You might even think you do this, but it’s very unlikely. Focus on combining the mechanics of stability and strength from a core exercise with the mobility demands of a stretch. The couch stretch is a great example: focus on keeping your core and glutes on while you stretch, keeping the hips square.
These types of movements will train the core in many of the ways discussed above, improve mobility, and develop a connection between stretching and strengthening. This is key to effective movement and control.
Getting Better: Programming and Progressing
Core Stability Comes First
The first step to getting better is nailing the basics. If you can’t stabilise the core you have no business performing complicated core exercises. Learn to plank effectively, with a flat back and your glutes and abdominal muscles engaged.
Add Controlled Movement
Once you’ve got that down (congratulations), you need to learn to move into and out of these key positions. Once you’ve mastered the side plank, for example, adding a rotation of the core is a great way to improve strength and control.
Isolate Your Limbs
With good core stability and control over basic movements, begin working on exercises that isolate the limbs. This means unilateral exercises with one set of limbs at a time, slowly working towards opposite leg/arms to improve co-ordination and strength.
Try the deadbug with just the legs, working on positions, before adding in the arms. These are simple progressions that will improve your core strength and achieve the right positions for long-term progress.
Change Leverage/Resistance
If you’ve not got a stable core, don’t load it. However, if you have developed basic core strength, you can begin to work against load.
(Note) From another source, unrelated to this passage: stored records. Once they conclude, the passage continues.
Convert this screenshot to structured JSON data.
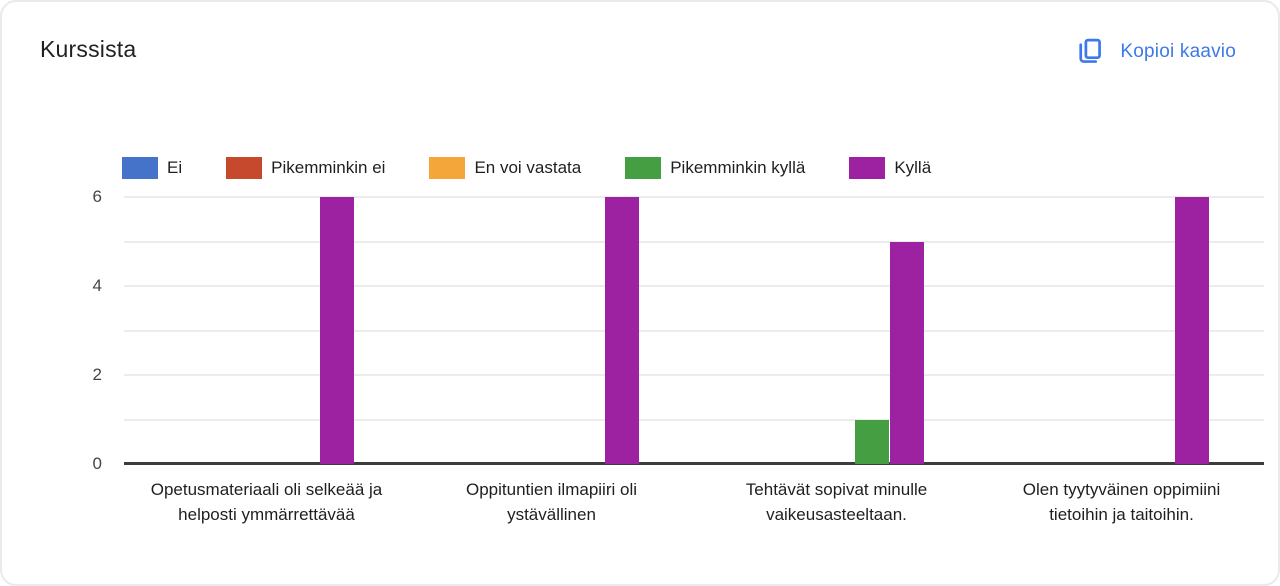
{
  "card": {
    "title": "Kurssista",
    "copy_button": {
      "label": "Kopioi kaavio",
      "icon": "copy-icon",
      "color": "#3d79e9"
    }
  },
  "chart_data": {
    "type": "bar",
    "title": "Kurssista",
    "categories": [
      "Opetusmateriaali oli selkeää ja helposti ymmärrettävää",
      "Oppituntien ilmapiiri oli ystävällinen",
      "Tehtävät sopivat minulle vaikeusasteeltaan.",
      "Olen tyytyväinen oppimiini tietoihin ja taitoihin."
    ],
    "series": [
      {
        "name": "Ei",
        "color": "#4473c9",
        "values": [
          0,
          0,
          0,
          0
        ]
      },
      {
        "name": "Pikemminkin ei",
        "color": "#c7492d",
        "values": [
          0,
          0,
          0,
          0
        ]
      },
      {
        "name": "En voi vastata",
        "color": "#f5a63b",
        "values": [
          0,
          0,
          0,
          0
        ]
      },
      {
        "name": "Pikemminkin kyllä",
        "color": "#459e41",
        "values": [
          0,
          0,
          1,
          0
        ]
      },
      {
        "name": "Kyllä",
        "color": "#9c22a1",
        "values": [
          6,
          6,
          5,
          6
        ]
      }
    ],
    "ylim": [
      0,
      6
    ],
    "yticks": [
      0,
      2,
      4,
      6
    ],
    "gridline_step": 1,
    "grid": true,
    "legend_position": "top",
    "xlabel": "",
    "ylabel": ""
  }
}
Pallof presses are a great example, as they add band tension to force you to anti-rotate.
This type of resistance can also be added to side planks and other core exercises. Leverage is another great way gymnasts increase the difficulty of their core workouts, making simple movements more difficult by removing a hand or foot from the floor, for example.
Movement-Based Exercise
It might sound harsh, but movement-based exercises are really only for the well-developed. If you can’t perform a plank properly, or isolate your limbs, then challenging core work isn’t what you need.
Movements like hanging leg raises, tucks and other advanced movements should be performed at this stage. With proper control over your body, these movements will become far easier and less injurious.
Example Core Workout
For beginners, a core workout should be attached to the end of any other types of workout and should focus on developing basic core stability and move independently.
- DeadBug (Arms only): 4 sets of 10
- DeadBug (Legs only): 4 sets of 10
- BirdDog: 4 sets of 12
- Pallof Press: 4 sets of 5 (each side)
- Plank: 4 sets of 20s
- Side Plank: 4 sets of 20s (each side)
DeadBug (Arms only): 4 sets of 10
DeadBug (Legs only): 4 sets of 10
BirdDog: 4 sets of 12
Pallof Press: 4 sets of 5 (each side)
Plank: 4 sets of 20s
Side Plank: 4 sets of 20s (each side)
Focus on keeping the hips square and in-line with the body at all times. Always move more slowly where possible and focus on proper movement.
Closing Remarks
Core work is king in popular culture workout. The core is also a major player in the health of the hips and spine, making it more than worthwhile. If you’re looking to improve long-term performance, there’s no way around a great core workout.
These types of exercises should be performed on a regular, daily basis and encouraged for all beginners. Proper core training sets the foundation for everything that follows, giving you the best foundation for safe, efficient movement when you start to add serious weight.